Friday, May 18, 2007

Taxation Without Representation

For many ex-felons completing their sentencing and/or parole or probation still does not allow them the opportunity to rejoin their fellow citizens in the voting booth. In what many consider the last vestiges of Jim Crow, there are still some states that do not allow these people to vote. It is an effort to continue to disenfranchise the rights of some Americans to vote.

These men and women have served the terms of their sentences and completed the requirements of release, yet they are still denied the right to vote. How can this be? The proponents of these laws base them on the 14th Amendment to the Constitution.

“The legal authority of a state to revoke an inmate's voting rights is based upon the Fourteenth Amendment. While this amendment stipulates that, "no state shall make or enforce any law which shall abridge the privileges or immunities of citizens of the United States", it allows for the denying of the voting rights of individuals guilty of "participation in rebellion, or other crime". Under current law, the federal government may not infringe upon a state's authority to grant or rescind voting rights to prison inmates and former felons.”[1]

So, it is up to the states to determine what voting rights a citizen may get to exercise. Having the states determine the voting rights of our citizens is a dubious proposition at best. If we had left it up to the states to repel the various voting laws on the books to disenfranchise the poor and minorities of this country they would still not be voting in some states. There are those who would use these questionable laws to suppress the votes of those they deem unworthy and to maintain the status quo.

It seems clear to me that the goal of the “founding fathers” was to prevent those that had participated in the armed overthrow of the government from voting, not the guy or gal who may have been convicted or plead guilty to a simple drug possession charge. These people are not a direct threat to this government any more than the guy who shoplifts. Because of how our courts have systematically been bias against minorities, in that minorities are more likely to have their charges upgraded to a felony, it would be logical to assume that these laws would affect minorities more negatively than others.

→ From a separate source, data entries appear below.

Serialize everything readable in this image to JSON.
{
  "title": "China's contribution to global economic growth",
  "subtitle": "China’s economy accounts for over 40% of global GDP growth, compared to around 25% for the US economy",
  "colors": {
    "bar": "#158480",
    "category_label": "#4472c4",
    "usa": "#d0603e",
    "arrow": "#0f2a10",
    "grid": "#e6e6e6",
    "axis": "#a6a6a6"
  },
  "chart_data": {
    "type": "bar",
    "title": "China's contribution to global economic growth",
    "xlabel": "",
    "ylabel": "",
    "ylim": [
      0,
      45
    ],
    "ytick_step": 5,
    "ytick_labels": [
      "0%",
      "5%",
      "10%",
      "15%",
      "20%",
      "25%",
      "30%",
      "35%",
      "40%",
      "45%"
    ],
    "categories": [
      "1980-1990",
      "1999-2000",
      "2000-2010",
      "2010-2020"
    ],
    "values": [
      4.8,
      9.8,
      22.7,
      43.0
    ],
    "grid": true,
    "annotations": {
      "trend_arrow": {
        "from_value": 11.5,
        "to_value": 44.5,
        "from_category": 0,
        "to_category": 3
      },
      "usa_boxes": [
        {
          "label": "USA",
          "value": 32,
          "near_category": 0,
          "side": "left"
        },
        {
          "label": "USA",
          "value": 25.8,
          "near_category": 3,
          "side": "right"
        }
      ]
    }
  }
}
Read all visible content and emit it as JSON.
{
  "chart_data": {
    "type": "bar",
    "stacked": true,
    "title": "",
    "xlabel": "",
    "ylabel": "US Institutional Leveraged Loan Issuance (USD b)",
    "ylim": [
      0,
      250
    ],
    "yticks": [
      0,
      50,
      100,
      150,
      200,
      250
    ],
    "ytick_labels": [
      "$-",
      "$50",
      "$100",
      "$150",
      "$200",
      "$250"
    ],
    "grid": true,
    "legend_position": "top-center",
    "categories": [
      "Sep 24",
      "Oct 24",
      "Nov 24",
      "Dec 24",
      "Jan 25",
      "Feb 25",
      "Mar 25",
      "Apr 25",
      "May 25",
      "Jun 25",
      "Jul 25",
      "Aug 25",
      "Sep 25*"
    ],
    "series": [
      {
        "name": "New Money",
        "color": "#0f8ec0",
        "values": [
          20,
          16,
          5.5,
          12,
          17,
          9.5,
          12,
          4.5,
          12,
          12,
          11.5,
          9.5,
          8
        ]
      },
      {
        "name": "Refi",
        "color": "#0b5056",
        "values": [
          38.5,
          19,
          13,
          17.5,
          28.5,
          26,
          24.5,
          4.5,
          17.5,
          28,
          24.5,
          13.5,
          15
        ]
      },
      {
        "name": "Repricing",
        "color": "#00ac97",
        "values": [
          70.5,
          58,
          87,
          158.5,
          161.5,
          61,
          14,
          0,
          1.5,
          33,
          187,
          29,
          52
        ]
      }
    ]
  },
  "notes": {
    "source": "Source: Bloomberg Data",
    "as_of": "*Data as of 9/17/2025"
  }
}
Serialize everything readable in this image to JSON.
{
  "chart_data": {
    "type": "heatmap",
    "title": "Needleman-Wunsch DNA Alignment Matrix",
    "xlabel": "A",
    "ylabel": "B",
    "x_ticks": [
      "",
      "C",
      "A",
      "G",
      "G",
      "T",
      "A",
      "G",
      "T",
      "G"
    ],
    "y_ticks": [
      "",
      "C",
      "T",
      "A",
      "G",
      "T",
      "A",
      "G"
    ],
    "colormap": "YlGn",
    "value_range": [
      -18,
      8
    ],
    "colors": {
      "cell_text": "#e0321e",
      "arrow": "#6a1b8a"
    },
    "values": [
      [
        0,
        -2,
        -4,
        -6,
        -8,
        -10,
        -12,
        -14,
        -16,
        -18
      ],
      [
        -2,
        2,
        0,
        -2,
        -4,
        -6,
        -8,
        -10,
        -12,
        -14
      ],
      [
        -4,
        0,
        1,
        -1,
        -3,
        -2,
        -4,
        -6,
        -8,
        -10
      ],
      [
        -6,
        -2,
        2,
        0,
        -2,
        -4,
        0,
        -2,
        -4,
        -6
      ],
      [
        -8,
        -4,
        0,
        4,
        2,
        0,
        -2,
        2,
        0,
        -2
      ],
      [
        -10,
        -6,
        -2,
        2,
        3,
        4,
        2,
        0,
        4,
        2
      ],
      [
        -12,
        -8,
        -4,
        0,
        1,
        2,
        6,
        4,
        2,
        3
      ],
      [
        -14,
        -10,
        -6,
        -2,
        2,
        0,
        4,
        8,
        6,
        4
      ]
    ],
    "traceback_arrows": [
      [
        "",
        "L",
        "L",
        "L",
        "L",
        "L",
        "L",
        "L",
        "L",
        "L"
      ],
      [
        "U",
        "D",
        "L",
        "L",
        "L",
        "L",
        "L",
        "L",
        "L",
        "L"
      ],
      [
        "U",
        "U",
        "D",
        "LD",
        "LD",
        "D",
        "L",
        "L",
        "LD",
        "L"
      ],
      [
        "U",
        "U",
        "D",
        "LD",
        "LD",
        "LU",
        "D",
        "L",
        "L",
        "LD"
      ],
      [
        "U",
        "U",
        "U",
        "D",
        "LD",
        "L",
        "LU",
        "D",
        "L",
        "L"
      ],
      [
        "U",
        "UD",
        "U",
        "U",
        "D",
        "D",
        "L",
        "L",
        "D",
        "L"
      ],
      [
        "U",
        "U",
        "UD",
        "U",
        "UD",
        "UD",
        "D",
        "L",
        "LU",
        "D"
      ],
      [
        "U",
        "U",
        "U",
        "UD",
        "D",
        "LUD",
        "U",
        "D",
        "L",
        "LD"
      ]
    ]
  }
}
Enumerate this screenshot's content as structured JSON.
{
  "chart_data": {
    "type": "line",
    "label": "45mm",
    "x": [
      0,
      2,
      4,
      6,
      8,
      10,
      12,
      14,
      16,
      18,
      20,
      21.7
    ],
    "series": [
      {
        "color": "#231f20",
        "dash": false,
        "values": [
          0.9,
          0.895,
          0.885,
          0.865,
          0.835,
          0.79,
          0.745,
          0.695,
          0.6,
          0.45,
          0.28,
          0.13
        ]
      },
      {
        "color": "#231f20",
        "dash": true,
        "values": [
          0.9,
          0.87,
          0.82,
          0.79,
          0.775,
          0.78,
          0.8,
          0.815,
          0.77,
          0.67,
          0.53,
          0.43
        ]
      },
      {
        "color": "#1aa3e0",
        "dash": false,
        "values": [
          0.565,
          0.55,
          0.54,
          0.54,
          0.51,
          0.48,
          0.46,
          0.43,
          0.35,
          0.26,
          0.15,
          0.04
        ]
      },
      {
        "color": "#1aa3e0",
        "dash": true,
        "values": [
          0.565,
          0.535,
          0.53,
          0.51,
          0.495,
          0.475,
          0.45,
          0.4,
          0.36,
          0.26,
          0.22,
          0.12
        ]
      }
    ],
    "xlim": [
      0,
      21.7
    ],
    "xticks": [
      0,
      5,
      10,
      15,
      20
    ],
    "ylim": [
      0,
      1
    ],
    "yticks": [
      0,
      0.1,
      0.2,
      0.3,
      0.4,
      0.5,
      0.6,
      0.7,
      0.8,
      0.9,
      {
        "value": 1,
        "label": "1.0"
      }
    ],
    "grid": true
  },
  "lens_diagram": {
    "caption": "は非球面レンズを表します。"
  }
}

“The San Jose Mercury News conducted a massive study of 700,000 California legal cases over a 10-year period. The paper reported in December 1991 that a third of the white adults who were arrested, but had no prior record, were able to get felony charges against them reduced. Only a quarter of the African-Americans and Latinos with no priors were as successful in plea bargaining.”[2]

With evidence suggesting that race is indeed a factor in whether felony charges are pursued or not, it would also seem logical to conclude that preventing ex-felons from voting could be used by some states or legislatures to suppress the votes of minorities. Voting has not always been a right for minorities in this country and it took the shedding of blood to acquire it. And I say, it would be a travesty to the memory of those who laid down their lives for this right to have it eliminated through some back door loophole. Because of these laws, 13% of African-American males are being disenfranchised; to continue this is unconscionable. Despite what the Supreme Court said in Bush v. Gore: "The individual citizen has no federal constitutional right to vote for electors for the President of the United States." The truth of the matter is that voting defines democracy and citizenship. This was one of the main linchpins for the American Revolution; taxation without representation. To now over 200 years later to justify this treatment because someone has broken the law is according to the founders of this land; tyranny.

If we are not going to allow them to vote, then it only stands to reason that they should not be taxed without a voice. Many in the Congress are afraid to touch this issue because of the far right attacks of “soft on crime”, but this is not a criminal issue. This is a fairness issue; it is a moral issue. Do we believe in rehabilitation and paying ones debt to society or not. Do we believe in inclusion of those who have made mistakes and second chances? You should not lose your citizenship for making a mistake, if that were the case would any of us be allowed to vote?

It is time for us to make voting a constitutional right for all of our citizens. Many people already believe that it is. Let’s not allow politics and rhetoric to take the voice of our people, any of them and silence it. At the current rate of incarceration figures continue to rise, many in the minority community will be marginalized and remember, “No justice, no peace.” Our democracy is too valuable and has come too far to let the racist attitudes of the past once again derail the rights of those who are different. Let he who is without sin, cast the first stone…



[1] http://www.speakout.com/activism/issue_briefs/1289b-1.html

[2] http://www.crf-usa.org/brown50th/color_of_justice.htm

1 comment:

sonya said...

Excellent post. The prison industrial complex has been built on the backs of incarcerated black men. Disenfranchisement is just one of the many ways to make life more difficult for these men and increase the chances of them getting locked up again.